When the UI healthcheck reports a problem, drop down to the Agent host to see which pod is unhealthy. The Query Service Add-on runs on a single-node K3s cluster managed by the Agent.

  1. List all pods and their status:

    sudo k3s kubectl get pods -A

    In a healthy install you should see the following pods in the Running state, all in the alation-default namespace:

    • proxy – routes connector traffic. Always present once the zerodata package is installed.

    • jwtgateway – authenticates inbound Zero Data requests. Present once the [ingress] section is configured in hydra.toml.

    • acm and aim – manage cluster state and image lifecycle for Zero Data.

    • queryservice and zerodatahealth – provided by the Query Service Add-on after you install it from Alation Cloud Service.

    If any pod is Pending, CrashLoopBackOff, or ImagePullBackOff, that pod is the place to investigate next.

  2. Describe the unhealthy pod to see its events and recent errors:

    sudo k3s kubectl describe pod -n <namespace> <pod-name>

  3. Tail the pod’s logs:

    sudo k3s kubectl logs -n <namespace> <pod-name> --tail=200

    Replace <namespace> and <pod-name> with the values from the first command. For the JWT gateway specifically:

    sudo k3s kubectl logs -n alation-default -l app.kubernetes.io/name=jwtgateway --tail=200

Verify Browser Connectivity to the Agent

For Zero Data to work, the user’s browser must be able to reach the Agent’s ingress DNS endpoint directly. This is different from the standard Agent-to-Alation Cloud Service connection.

To verify connectivity:

  1. Check that the Agent’s ingress DNS endpoint resolves from the user’s network. Use a tool such as dig or nslookup from the user’s machine.

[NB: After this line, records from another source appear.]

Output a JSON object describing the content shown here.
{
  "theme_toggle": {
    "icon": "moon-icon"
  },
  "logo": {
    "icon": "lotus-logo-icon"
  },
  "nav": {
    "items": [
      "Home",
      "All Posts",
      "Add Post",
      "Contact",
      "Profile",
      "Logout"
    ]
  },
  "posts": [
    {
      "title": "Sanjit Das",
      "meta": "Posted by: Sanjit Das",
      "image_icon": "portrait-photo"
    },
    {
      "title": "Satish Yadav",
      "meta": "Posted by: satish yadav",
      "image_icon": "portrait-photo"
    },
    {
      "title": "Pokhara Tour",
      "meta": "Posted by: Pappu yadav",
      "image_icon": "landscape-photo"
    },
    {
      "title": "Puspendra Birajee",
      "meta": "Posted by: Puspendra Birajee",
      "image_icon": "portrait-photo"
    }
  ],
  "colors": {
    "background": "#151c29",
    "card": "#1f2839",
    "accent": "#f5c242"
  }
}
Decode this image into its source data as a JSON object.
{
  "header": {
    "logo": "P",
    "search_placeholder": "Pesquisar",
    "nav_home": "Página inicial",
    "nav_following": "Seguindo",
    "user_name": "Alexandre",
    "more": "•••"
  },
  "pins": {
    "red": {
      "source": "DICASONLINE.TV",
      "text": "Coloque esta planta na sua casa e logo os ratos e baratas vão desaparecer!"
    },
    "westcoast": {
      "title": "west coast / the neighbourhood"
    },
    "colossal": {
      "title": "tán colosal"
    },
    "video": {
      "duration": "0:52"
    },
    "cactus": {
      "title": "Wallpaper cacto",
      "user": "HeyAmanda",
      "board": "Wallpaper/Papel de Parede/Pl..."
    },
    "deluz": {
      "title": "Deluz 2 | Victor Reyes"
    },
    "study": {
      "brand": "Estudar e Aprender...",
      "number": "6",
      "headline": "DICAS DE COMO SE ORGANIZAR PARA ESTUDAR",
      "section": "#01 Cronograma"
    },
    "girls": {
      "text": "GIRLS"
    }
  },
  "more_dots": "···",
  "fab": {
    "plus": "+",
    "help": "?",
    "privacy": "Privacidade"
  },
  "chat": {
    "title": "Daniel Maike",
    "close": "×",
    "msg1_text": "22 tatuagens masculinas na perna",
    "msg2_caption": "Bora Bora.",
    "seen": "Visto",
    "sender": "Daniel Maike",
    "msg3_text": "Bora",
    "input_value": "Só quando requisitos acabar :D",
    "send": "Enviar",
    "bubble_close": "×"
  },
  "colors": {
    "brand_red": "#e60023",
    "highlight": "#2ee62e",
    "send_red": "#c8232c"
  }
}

  2. Test connectivity to the ingress endpoint using the unauthenticated ping endpoint:

    curl https://zerodata.yourcompany.com/_ping

    Replace zerodata.yourcompany.com with your actual ingress hostname. A successful response confirms the ingress is reachable.

  3. Ensure that any firewalls or network security groups allow inbound HTTPS (port 443) traffic to the Agent’s ingress endpoint from the user’s network. See Alation’s IP Addresses for Allow Lists for details.

Run Diagnostics

Use the Agent’s built-in diagnostic tool to check the health of the Zero Data components:

kratos diagnostics run > agent_diagnostics.yaml

Send the resulting file to Alation Support if you need assistance troubleshooting the Query Service Add-on.